March2010cover
THE
BULLETIN
Volume 78 | Issue 2
March  2010

Executive Director's Column: Does gray matter matter?

Marsha Herman-Betzen
Ask anyone who knew me back in the day, and they will tell you I was a whiz at remembering the names of the many people I’ve met through ACUI. If someone mentioned a movie, I could immediately identify the stars, director, and hum the score. I was able to proudly recite scores from any year’s Michigan/Ohio State football game going as far back as 1969, when Bo Schembechler and Woody Hayes coached. It seems like only yesterday, I could talk about a book I had just read, summarize the plot, discuss the author, and provide you with a list of books other novelists wrote in that same genre. And not too long ago I could rattle off the 30 most recent ACUI annual conference sites including theme, conference chair, and controversy du jour with effortless ease.
 
Unfortunately those days are gone forever.
 
Even more troubling is that I am so easily distracted. Multitasking was never easy for me, but now it makes my life chaotic.
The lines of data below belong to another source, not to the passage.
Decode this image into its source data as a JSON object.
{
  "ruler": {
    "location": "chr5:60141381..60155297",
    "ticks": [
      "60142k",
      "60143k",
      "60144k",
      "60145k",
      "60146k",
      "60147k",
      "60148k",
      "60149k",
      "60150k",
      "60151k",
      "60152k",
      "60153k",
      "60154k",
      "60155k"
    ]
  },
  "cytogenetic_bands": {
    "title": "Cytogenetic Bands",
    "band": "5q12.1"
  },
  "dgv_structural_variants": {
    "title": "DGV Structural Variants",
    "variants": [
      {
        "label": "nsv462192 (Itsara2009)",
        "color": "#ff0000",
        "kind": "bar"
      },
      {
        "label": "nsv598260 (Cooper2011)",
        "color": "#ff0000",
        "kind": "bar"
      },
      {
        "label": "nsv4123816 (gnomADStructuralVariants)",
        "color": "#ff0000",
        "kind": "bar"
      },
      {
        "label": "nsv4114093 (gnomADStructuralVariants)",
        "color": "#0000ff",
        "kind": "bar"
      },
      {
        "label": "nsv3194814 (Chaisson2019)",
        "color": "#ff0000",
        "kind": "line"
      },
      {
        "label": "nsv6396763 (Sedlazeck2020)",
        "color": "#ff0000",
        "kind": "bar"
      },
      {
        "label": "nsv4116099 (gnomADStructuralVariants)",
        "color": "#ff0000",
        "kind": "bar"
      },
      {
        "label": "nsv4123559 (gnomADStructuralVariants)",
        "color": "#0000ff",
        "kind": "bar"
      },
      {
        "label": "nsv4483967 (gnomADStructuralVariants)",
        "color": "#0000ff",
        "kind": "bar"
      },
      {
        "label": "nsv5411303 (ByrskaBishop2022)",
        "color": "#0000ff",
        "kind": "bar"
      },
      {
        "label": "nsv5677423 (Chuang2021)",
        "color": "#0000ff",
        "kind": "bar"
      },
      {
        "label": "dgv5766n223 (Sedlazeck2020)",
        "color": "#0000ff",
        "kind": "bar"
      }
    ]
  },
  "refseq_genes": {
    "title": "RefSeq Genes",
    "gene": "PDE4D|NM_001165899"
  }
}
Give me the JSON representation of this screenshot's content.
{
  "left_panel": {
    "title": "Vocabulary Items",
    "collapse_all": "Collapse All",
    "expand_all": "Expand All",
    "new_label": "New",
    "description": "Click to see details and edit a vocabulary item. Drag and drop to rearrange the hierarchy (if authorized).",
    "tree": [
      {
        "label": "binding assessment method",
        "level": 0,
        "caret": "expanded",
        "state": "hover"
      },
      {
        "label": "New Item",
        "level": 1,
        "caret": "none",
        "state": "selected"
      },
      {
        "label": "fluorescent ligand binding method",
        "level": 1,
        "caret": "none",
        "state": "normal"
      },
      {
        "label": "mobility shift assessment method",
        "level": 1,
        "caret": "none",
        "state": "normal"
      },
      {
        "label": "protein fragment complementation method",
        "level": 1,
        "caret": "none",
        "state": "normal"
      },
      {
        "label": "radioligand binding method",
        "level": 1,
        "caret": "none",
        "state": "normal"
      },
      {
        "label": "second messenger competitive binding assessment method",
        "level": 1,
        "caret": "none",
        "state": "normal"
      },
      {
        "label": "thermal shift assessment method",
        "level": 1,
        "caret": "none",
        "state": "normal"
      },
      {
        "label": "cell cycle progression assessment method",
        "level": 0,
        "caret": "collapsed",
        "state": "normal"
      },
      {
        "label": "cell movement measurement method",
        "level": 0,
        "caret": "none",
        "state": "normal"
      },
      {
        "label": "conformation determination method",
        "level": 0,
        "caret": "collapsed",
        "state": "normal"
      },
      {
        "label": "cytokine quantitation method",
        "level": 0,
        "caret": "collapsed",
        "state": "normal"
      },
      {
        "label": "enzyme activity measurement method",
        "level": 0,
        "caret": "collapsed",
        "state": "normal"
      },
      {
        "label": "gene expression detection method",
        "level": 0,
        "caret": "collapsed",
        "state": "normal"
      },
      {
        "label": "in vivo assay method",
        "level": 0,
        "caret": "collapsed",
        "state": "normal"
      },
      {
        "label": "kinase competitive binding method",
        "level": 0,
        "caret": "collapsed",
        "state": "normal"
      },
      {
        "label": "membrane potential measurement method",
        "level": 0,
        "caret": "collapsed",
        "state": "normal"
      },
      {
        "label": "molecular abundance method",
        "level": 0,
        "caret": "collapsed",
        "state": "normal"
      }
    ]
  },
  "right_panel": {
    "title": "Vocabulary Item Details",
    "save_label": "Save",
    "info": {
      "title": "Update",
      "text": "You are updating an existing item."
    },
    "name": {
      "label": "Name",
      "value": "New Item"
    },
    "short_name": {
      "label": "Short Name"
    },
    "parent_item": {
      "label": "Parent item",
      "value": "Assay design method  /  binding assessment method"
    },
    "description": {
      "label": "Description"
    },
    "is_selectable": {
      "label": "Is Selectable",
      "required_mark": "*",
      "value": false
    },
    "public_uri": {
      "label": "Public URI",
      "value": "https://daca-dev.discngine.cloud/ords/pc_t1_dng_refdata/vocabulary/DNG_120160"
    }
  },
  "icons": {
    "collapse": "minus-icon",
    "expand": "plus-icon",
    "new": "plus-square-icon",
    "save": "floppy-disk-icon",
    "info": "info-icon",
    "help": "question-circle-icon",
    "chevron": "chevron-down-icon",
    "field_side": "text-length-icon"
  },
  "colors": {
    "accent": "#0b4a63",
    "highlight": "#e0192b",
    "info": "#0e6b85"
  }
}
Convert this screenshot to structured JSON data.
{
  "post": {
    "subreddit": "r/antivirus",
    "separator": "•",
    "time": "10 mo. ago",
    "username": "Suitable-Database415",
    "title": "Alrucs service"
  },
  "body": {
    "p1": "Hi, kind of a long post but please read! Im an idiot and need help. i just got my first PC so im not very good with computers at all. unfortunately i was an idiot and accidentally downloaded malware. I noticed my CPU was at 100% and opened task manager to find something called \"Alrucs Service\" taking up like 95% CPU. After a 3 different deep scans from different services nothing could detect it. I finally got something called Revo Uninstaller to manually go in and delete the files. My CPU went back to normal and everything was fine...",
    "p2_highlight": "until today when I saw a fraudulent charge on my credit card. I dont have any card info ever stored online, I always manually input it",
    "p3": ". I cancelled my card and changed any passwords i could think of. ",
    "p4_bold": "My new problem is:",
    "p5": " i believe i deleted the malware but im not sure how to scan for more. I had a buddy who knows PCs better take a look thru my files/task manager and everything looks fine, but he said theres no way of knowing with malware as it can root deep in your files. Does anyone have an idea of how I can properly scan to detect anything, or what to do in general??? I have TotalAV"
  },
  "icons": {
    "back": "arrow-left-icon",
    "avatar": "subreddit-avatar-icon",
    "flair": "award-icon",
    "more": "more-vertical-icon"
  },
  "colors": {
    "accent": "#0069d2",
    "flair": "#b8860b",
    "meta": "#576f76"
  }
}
If interrupted, I find myself asking my colleague, “Where was I?” upon returning to the conversation. I sometimes don’t remember getting an e-mail or deleting it; I have been known to walk around the office like a lost puppy looking for my misplaced coffee mug; and if I attend a lengthy meeting, I begin to daydream, being brought back to reality by hearing a staff member say, “And she is gone!” If I told you how much money I have spent in search of the one fool-proof, fail-safe gadget or system to improve my memory, you would be amused.
 
It is simply exasperating, but according to the recent New York Times article “How to Train the Aging Brain,” not surprising. The Times health editor and author of “The Secret Life of the Grown-Up Brain,” Barbara Strauch reported: “While it’s tempting to focus on the flaws in older brains, that inducement overlooks how capable they’ve become. Many long-held views, including the one that 40 percent of brain cells are lost, have been overturned. What is stuffed into your head may not have vanished but has simply been squirreled away in the folds of your neurons.”
 
In the same article, Deborah M. Burke, a Pomona College psychology professor, explained that the difficulty recalling information is because “neural connections, which receive, process, and transmit information, can weaken with disuse or age.”
 
I know the information is still in my head; I need just a little more time and or a bit of a nudge for this information to emerge. My young staff absolutely enjoys the sport of good-natured teasing, especially when it is directed at me. Nothing makes them laugh more than when I have committed a bone-headed faux pas that has something to do with my memory or lack thereof.
 
Several years ago at the annual conference in Chicago, they witnessed me responding to a handsomely dressed gentleman at the hotel who said, “Hi, Marsha! How is everything going?” I knew this person looked familiar, and I was absolutely convinced that I should know him even though I couldn’t remember his name. I immediately ran over to him, threw my arms unabashedly around his neck, and said, “I am so glad to see you! When did you arrive in Chicago?” The look of surprise on his face has been etched into my brain for a lifetime. Softly and with such kindness in his voice, he said, “I am the general manager of the hotel; we met yesterday at the preconference meeting.” Out of the corner of my eye, I saw four staff members bent over in laughter.
 
As our workplace becomes more generationally diverse, here is what I know to be true: We must continue to find ways to recognize each of our strengths and capitalize on them. I may no longer be able to quickly recall details, but, like a lot other middle-aged people, I continue to be a trusted and valuable resource when it comes to looking at the big picture and developing a vision. The New York Times reports this is because “The brain, as it traverses middle age, gets better at recognizing the central idea, the big picture. If kept in good shape, the brain can continue to build pathways that help its owner recognize patterns and, as a consequence, see significance and even solutions much faster than a young person can.”
 
I am probably not going to win a timed trivia contest or remember the 29 constitution and bylaw changes that ACUI passed in 2002. It is almost certainly going to take increased patience and time on the part of my young staff to teach me how to use the latest and greatest new high-tech gizmo. I likely will continue to mix up names like Jason and Justin, and Jack and Zack, or occasionally call my 14-year employee Dave, “Keith,” my husband of 34 years (trust me, I know the difference). However, my ability to solve complicated problems is coveted by staff and volunteers, so they continue to seek my opinion and advice. And in my mind, there is no question that I am better at those skills today. If I have to resort to Googling the score of an old basketball game or the original artist of a particular song, so what!